“Every user” means “everyone using the CMS and using the plugin”, so they have to sign up on Twitch and get their own credentials in order to use the plugin.
What you see on the screenshot is cached data. It’s cached for 5 minutes. After 5 minutes, a background job updates the data and the next time you open the site, the fresh data will be displayed.
The process is simple: You define a list of channels you want to display on your site. The background job splits the list into chunks of max. 100 channels per chunk and performs one request per chunk to read the general channel information. Then, i am iterating through the result list and fetch the follower count for every channel. In my example, i made 4 calls until then.
After getting the general informations, i am going to fetch the stream data. The logic is the same: Split the list of channels into chunks, … 5 calls so far.
Last but not least, i am fetching the names of the games, that are currently being played by those channels, which are currently live.
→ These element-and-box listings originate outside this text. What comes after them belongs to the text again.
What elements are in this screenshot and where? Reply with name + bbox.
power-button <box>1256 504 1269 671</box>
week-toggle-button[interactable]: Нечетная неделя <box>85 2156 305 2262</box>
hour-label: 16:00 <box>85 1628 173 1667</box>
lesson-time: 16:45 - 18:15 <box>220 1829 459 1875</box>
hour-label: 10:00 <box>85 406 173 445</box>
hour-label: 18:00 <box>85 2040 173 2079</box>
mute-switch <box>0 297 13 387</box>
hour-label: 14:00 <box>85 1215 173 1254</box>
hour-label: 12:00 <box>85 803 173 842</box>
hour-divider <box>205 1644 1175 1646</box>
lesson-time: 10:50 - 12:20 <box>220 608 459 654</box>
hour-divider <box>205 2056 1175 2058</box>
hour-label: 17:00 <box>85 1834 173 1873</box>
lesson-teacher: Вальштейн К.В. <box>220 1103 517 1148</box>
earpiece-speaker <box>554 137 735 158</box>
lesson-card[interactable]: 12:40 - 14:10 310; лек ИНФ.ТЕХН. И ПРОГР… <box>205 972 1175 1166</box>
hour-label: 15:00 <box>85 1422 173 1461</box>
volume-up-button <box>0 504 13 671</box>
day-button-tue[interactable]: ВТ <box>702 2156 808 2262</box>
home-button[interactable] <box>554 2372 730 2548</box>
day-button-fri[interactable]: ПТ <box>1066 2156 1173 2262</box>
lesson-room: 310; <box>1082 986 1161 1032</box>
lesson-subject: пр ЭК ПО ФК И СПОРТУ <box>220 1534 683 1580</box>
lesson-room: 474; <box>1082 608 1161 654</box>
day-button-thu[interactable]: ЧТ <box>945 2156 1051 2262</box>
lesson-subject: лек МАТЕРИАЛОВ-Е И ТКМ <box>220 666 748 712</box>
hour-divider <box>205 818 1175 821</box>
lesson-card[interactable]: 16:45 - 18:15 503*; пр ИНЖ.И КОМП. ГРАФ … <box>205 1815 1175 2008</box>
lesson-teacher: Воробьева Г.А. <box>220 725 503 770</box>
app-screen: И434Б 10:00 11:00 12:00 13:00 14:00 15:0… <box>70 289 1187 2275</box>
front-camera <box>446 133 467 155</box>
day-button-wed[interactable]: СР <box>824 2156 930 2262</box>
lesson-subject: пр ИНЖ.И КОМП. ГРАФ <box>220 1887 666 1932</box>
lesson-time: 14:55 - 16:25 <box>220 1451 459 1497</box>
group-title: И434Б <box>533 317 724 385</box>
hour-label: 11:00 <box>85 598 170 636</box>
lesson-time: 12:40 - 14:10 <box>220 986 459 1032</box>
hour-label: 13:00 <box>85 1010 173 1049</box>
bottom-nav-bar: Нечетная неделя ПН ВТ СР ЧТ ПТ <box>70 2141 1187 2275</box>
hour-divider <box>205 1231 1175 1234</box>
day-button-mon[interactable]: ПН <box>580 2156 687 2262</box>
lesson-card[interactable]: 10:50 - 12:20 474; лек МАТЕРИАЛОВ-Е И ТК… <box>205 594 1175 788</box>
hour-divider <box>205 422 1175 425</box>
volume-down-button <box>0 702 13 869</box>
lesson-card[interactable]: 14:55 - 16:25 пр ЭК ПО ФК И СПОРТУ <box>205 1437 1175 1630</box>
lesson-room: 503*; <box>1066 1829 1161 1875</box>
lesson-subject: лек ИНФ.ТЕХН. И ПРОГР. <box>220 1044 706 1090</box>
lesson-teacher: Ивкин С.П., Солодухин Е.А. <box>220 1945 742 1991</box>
At the end, i’ve made 6 calls for 3 channels, which is “okay”. However, this works max. 13 channels without hitting the API limit. But in relation, i could grab up to 1.000 channel- stream- and game informations at once, if the follower count would be available in the users endpoint (or if i relinguish the follower count). That’s way more than 13 ![]()
There are exactly 0 duplicates
Performance is something i really care about when developing my extensions for the mass.